Is there a need to revert?

MANY tertiary students are against the government’s decision to revert the teaching of Maths and Science to vernacular languages and Bahasa Malaysia.

Students who had studied the subjects in Bahasa Malaysia and are now pursuing Maths and Science-related courses in English at local universities said it was a struggle as they could not understand the terms.

Benny Ong Zhu Venn, 23, a recent Multimedia University graduate said he studied both subjects in Chinese during primary school and in Bahasa Malaysia in secondary school, and did his electronics engineering course in English during university.

“Some terms in English were difficult to understand and I had to refer to a dictionary.

“I feel it is better if Maths and Science are taught in English, so it won’t be so hard for us to ‘catch up’ in university,” he said.

Biomedical engineering student Muhamad Zulfadli Muhamad Razali from Universiti Teknologi Malaysia said reference books and materials were mostly in English.

“Many of my friends have a hard time coping in university and are just memorising the notes because they are in English, but the lecturers teach in Bahasa Malaysia,” he said.

He said that even his parents had picked up some English as his younger siblings — one in Form Three and the other a university undergraduate — had benefited from the English for the Teaching of Science and Mathematics (also known by its Malay acronym PPSMI) policy.

Universiti Teknologi Mara accounting student, Norsyahida Adila Sopki, 22, said it took a few years for her to grasp English.

“I feel both subjects should be taught in English from primary school so that it will be an easy transistion for students by the time they get to tertiary level,” she said.

She added that one of her peers had to extend her engineering course in order to take up English classes and others had failed their courses as they couldn’t answer their papers in English.

Taylor’s University College student Christine Cheng Ka-Yan, 18, who underwent the PPSMI process at secondary school, said students who grasp concepts in English have a fighting chance to apply to top-notch foreign universities like Oxford or Cambridge, which have stringent entrance requirements and interviews.

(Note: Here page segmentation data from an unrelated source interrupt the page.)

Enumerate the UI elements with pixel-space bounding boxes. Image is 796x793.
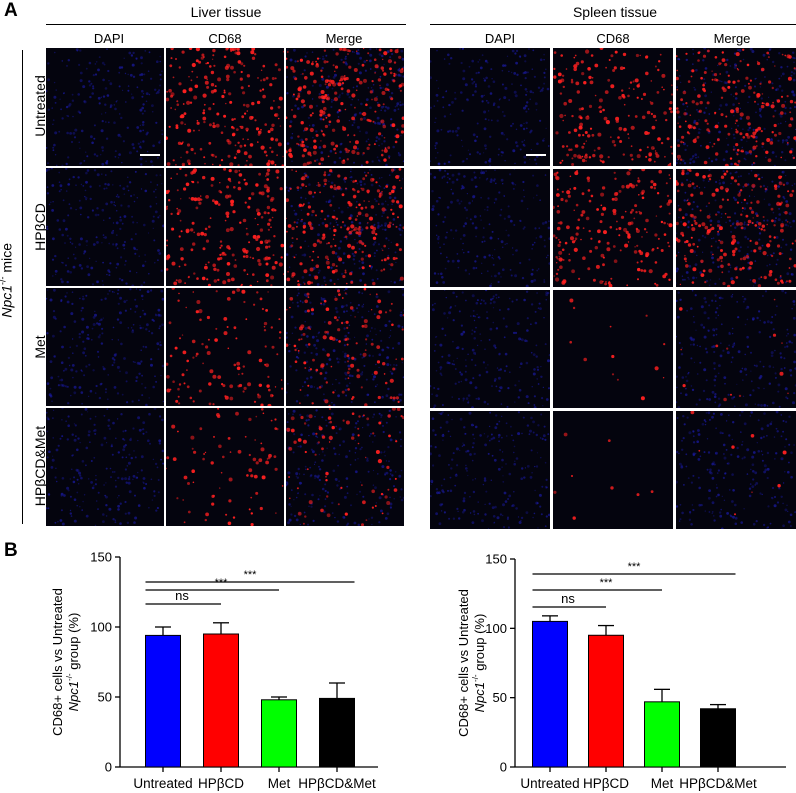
spleen-col-merge: Merge — [713, 31, 751, 46]
spleen-chart-ytick-label-3: 150 — [485, 552, 507, 567]
spleen-bar-chart: 0 50 100 150 CD68+ cells vs Untreated Npc1-/-… — [456, 552, 786, 791]
spleen-scale-bar — [526, 154, 546, 156]
spleen-micrograph-dapi-3 — [430, 290, 550, 408]
liver-col-dapi: DAPI — [93, 31, 125, 46]
spleen-col-cd68: CD68 — [596, 31, 630, 46]
liver-micrograph-grid — [46, 48, 406, 526]
spleen-micrograph-cd68-4 — [553, 411, 673, 529]
spleen-chart-ylabel-line2: Npc1-/- group (%) — [471, 614, 487, 713]
spleen-micrograph-cd68-1 — [553, 48, 673, 166]
spleen-title-rule — [430, 24, 796, 25]
liver-micrograph-cd68-3 — [166, 288, 284, 406]
spleen-micrograph-dapi-1 — [430, 48, 550, 166]
group-label: Npc1-/- mice — [0, 243, 15, 318]
spleen-chart-comparison-label-2: *** — [628, 561, 642, 573]
liver-chart-xtick-label-0: Untreated — [133, 776, 192, 791]
liver-micrograph-dapi-2 — [46, 168, 164, 286]
liver-bar-chart: 0 50 100 150 CD68+ cells vs Untreated Npc1-/-… — [50, 550, 378, 791]
spleen-chart-bar-3 — [700, 708, 736, 768]
liver-micrograph-merge-2 — [286, 168, 404, 286]
liver-micrograph-dapi-4 — [46, 408, 164, 526]
group-vertical-rule — [22, 50, 23, 524]
spleen-micrograph-merge-1 — [676, 48, 796, 166]
liver-chart-bar-2 — [261, 699, 297, 768]
liver-chart-ylabel-line1: CD68+ cells vs Untreated — [50, 588, 65, 736]
liver-micrograph-dapi-3 — [46, 288, 164, 406]
liver-micrograph-dapi-1 — [46, 48, 164, 166]
liver-col-cd68: CD68 — [208, 31, 242, 46]
liver-micrograph-cd68-4 — [166, 408, 284, 526]
liver-chart-bar-1 — [203, 633, 239, 768]
liver-chart-xtick-label-1: HPβCD — [198, 776, 244, 791]
liver-micrograph-merge-4 — [286, 408, 404, 526]
liver-scale-bar — [140, 154, 160, 156]
liver-chart-comparison-label-1: *** — [215, 577, 229, 589]
liver-chart-comparison-label-0: ns — [175, 588, 189, 603]
spleen-col-dapi: DAPI — [484, 31, 516, 46]
spleen-chart-ytick-label-2: 100 — [485, 621, 507, 636]
spleen-chart-bar-0 — [532, 620, 568, 768]
spleen-micrograph-merge-2 — [676, 169, 796, 287]
spleen-chart-ylabel-line1: CD68+ cells vs Untreated — [456, 589, 471, 737]
liver-chart-comparison-label-2: *** — [244, 569, 258, 581]
panel-b-letter: B — [4, 540, 18, 561]
spleen-micrograph-merge-4 — [676, 411, 796, 529]
spleen-micrograph-cd68-3 — [553, 290, 673, 408]
liver-chart-ytick-label-2: 100 — [90, 620, 112, 635]
liver-micrograph-merge-1 — [286, 48, 404, 166]
liver-micrograph-cd68-2 — [166, 168, 284, 286]
liver-chart-ytick-label-0: 0 — [105, 760, 112, 775]
spleen-chart-bar-1 — [588, 634, 624, 768]
liver-col-merge: Merge — [325, 31, 363, 46]
spleen-chart-comparison-label-0: ns — [561, 591, 575, 606]
spleen-chart-xtick-label-2: Met — [651, 776, 674, 791]
liver-chart-ytick-label-3: 150 — [90, 550, 112, 565]
spleen-chart-ytick-label-1: 50 — [493, 690, 507, 705]
spleen-tissue-title: Spleen tissue — [572, 4, 658, 20]
liver-chart-bar-3 — [319, 697, 355, 768]
liver-chart-ytick-label-1: 50 — [98, 690, 112, 705]
liver-tissue-title: Liver tissue — [190, 4, 262, 20]
liver-chart-bar-0 — [145, 634, 181, 768]
liver-chart-xtick-label-3: HPβCD&Met — [298, 776, 376, 791]
liver-micrograph-merge-3 — [286, 288, 404, 406]
liver-title-rule — [46, 24, 406, 25]
liver-micrograph-cd68-1 — [166, 48, 284, 166]
liver-chart-xtick-label-2: Met — [268, 776, 291, 791]
spleen-micrograph-merge-3 — [676, 290, 796, 408]
spleen-chart-xtick-label-3: HPβCD&Met — [679, 776, 757, 791]
spleen-micrograph-grid — [430, 48, 796, 529]
liver-chart-ylabel-line2: Npc1-/- group (%) — [65, 613, 81, 712]
spleen-chart-comparison-label-1: *** — [600, 577, 614, 589]
spleen-chart-xtick-label-0: Untreated — [520, 776, 579, 791]
spleen-chart-ytick-label-0: 0 — [500, 760, 507, 775]
spleen-micrograph-cd68-2 — [553, 169, 673, 287]
panel-a-letter: A — [4, 0, 18, 21]
spleen-micrograph-dapi-4 — [430, 411, 550, 529]
spleen-chart-bar-2 — [644, 701, 680, 768]
spleen-micrograph-dapi-2 — [430, 169, 550, 287]
spleen-chart-xtick-label-1: HPβCD — [583, 776, 629, 791]
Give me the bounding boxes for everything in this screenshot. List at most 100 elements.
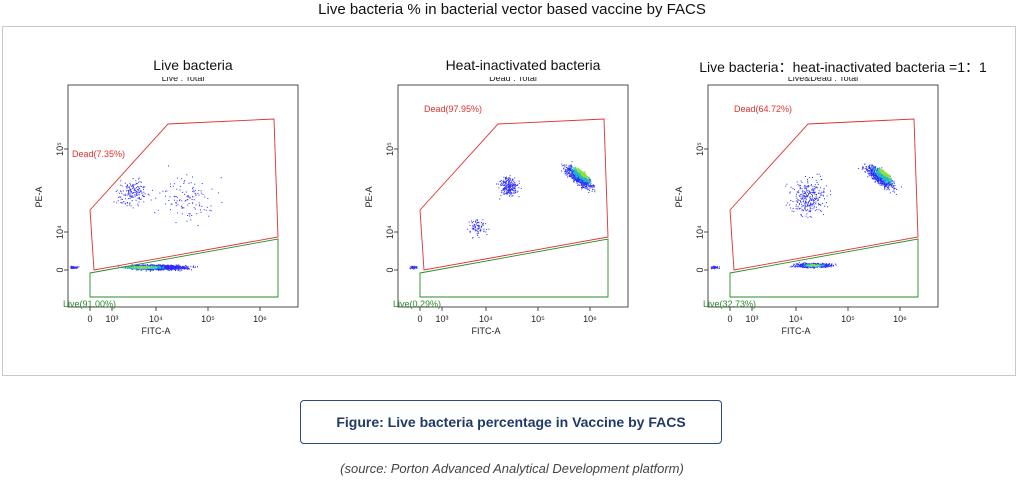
event-dot <box>571 173 573 175</box>
event-dot <box>877 175 879 176</box>
event-dot <box>583 187 585 188</box>
event-dot <box>506 188 508 190</box>
event-dot <box>179 199 181 201</box>
event-dot <box>875 169 877 171</box>
event-dot <box>586 184 588 186</box>
event-dot <box>478 225 480 227</box>
event-dot <box>868 175 870 177</box>
y-tick-label: 0 <box>55 267 65 272</box>
facs-plot-mixed: Live&Dead : TotalDead(64.72%)Live(32.73%… <box>674 77 939 336</box>
event-dot <box>178 268 179 270</box>
event-dot <box>893 180 895 182</box>
panel-title: Live bacteria：heat-inactivated bacteria … <box>699 59 987 75</box>
event-dot <box>146 269 148 271</box>
event-dot <box>514 192 516 194</box>
event-dot <box>585 180 587 182</box>
event-dot <box>511 181 513 183</box>
event-dot <box>159 268 161 270</box>
event-dot <box>410 268 411 270</box>
event-dot <box>582 179 584 181</box>
event-dot <box>513 187 515 189</box>
event-dot <box>892 190 894 192</box>
event-dot <box>195 204 197 206</box>
event-dot <box>123 201 125 203</box>
event-dot <box>573 171 575 173</box>
event-dot <box>580 177 582 179</box>
event-dot <box>508 188 510 189</box>
event-dot <box>182 266 184 268</box>
event-dot <box>514 183 515 185</box>
event-dot <box>164 266 166 268</box>
event-dot <box>170 266 172 268</box>
event-dot <box>582 185 584 187</box>
event-dot <box>476 229 478 231</box>
event-dot <box>882 178 884 180</box>
event-dot <box>139 265 141 267</box>
event-dot <box>889 181 890 182</box>
event-dot <box>564 164 566 166</box>
x-tick-label: 10⁴ <box>479 314 493 324</box>
event-dot <box>875 168 877 170</box>
event-dot <box>581 188 583 190</box>
event-dot <box>509 189 511 191</box>
event-dot <box>883 172 885 174</box>
panel-title: Heat-inactivated bacteria <box>445 57 601 73</box>
panel-title: Live bacteria <box>153 57 233 73</box>
event-dot <box>471 220 473 222</box>
event-dot <box>872 173 874 175</box>
event-dot <box>893 183 895 185</box>
event-dot <box>173 268 175 270</box>
event-dot <box>585 188 587 190</box>
event-dot <box>890 183 892 185</box>
y-tick-label: 10⁵ <box>385 142 395 156</box>
event-dot <box>580 182 582 184</box>
plot-subtitle: Live&Dead : Total <box>788 77 858 83</box>
event-dot <box>574 179 576 181</box>
event-dot <box>591 185 593 187</box>
event-dot <box>477 227 479 229</box>
event-dot <box>579 171 581 173</box>
event-dot <box>872 178 874 180</box>
event-dot <box>574 179 576 181</box>
event-dot <box>886 173 887 175</box>
event-dot <box>210 205 212 207</box>
event-dot <box>190 182 192 184</box>
event-dot <box>509 195 510 197</box>
event-dot <box>867 172 869 174</box>
event-dot <box>134 265 136 267</box>
event-dot <box>873 174 875 176</box>
scatter-dots <box>70 165 223 272</box>
event-dot <box>579 169 580 171</box>
event-dot <box>582 177 584 179</box>
event-dot <box>576 178 578 180</box>
event-dot <box>505 182 506 184</box>
event-dot <box>210 210 212 212</box>
event-dot <box>568 171 570 173</box>
event-dot <box>411 266 413 268</box>
event-dot <box>585 185 587 187</box>
event-dot <box>878 181 880 183</box>
event-dot <box>175 265 177 267</box>
x-tick-label: 10⁵ <box>201 314 215 324</box>
event-dot <box>579 175 581 177</box>
event-dot <box>121 192 123 194</box>
event-dot <box>574 169 575 171</box>
event-dot <box>576 181 578 183</box>
event-dot <box>155 197 157 199</box>
event-dot <box>125 268 127 269</box>
event-dot <box>188 267 190 269</box>
event-dot <box>415 266 417 268</box>
event-dot <box>572 173 574 175</box>
event-dot <box>578 180 580 182</box>
event-dot <box>138 269 140 271</box>
event-dot <box>480 228 482 230</box>
event-dot <box>128 195 130 197</box>
event-dot <box>585 175 587 177</box>
event-dot <box>164 203 166 205</box>
event-dot <box>169 269 171 271</box>
event-dot <box>134 187 136 189</box>
event-dot <box>486 228 488 230</box>
event-dot <box>884 187 886 188</box>
event-dot <box>129 183 131 185</box>
event-dot <box>125 190 127 192</box>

“If the interviewer asks ‘what is a covalent bond’, how will the student answer?

“You can’t learn all the English terms in three months. It’s ridiculous,” she said.

Universiti Kebangsaan Malaysia (UKM) Chemistry lecturer Prof Dr Yang Farina Abdul Aziz said she believed students would achieve greater heights with English.

“I can see (former Prime Minister) Tun Dr Mahathir Mohamad’s point because it’s not about the language per se.

“If you want to understand science and technology at a higher level, you need to understand the technical language used to communicate,’’ she said.

Since international research papers are read and written in English, Prof Yang Farina said time spent translating papers and books from English to BM and vice-versa, could be used to read or write more papers and books.

UCSI University President and Malaysian Association of Private Colleges & Universities secretary general Peter Ng believes it is a “a real shame” that the government would revert on PPSMI, as Malaysians would lose out in the international scientific and business world.

“This has nothing to do with being non-nationalistic, we just want to make people competent on the international platform,” he said.

“At UCSI, we could already see students coming to us more proficient at English, and now, out of the blue, it’s back to BM,” he added.

“We’re not playing toys – one day BM, one day English and the next day BM.”

However, there are some educationists who are of the view that while the English language should be improved, it should be done through other avenues too.

“It can be a win-win situation where subjects are taught in Bahasa Malaysia, but the teaching of English is intensified through other forms, like reading and speaking,” said Malaysian Academic Movement chairman Dr Wan Abdul Manan Wan Muda.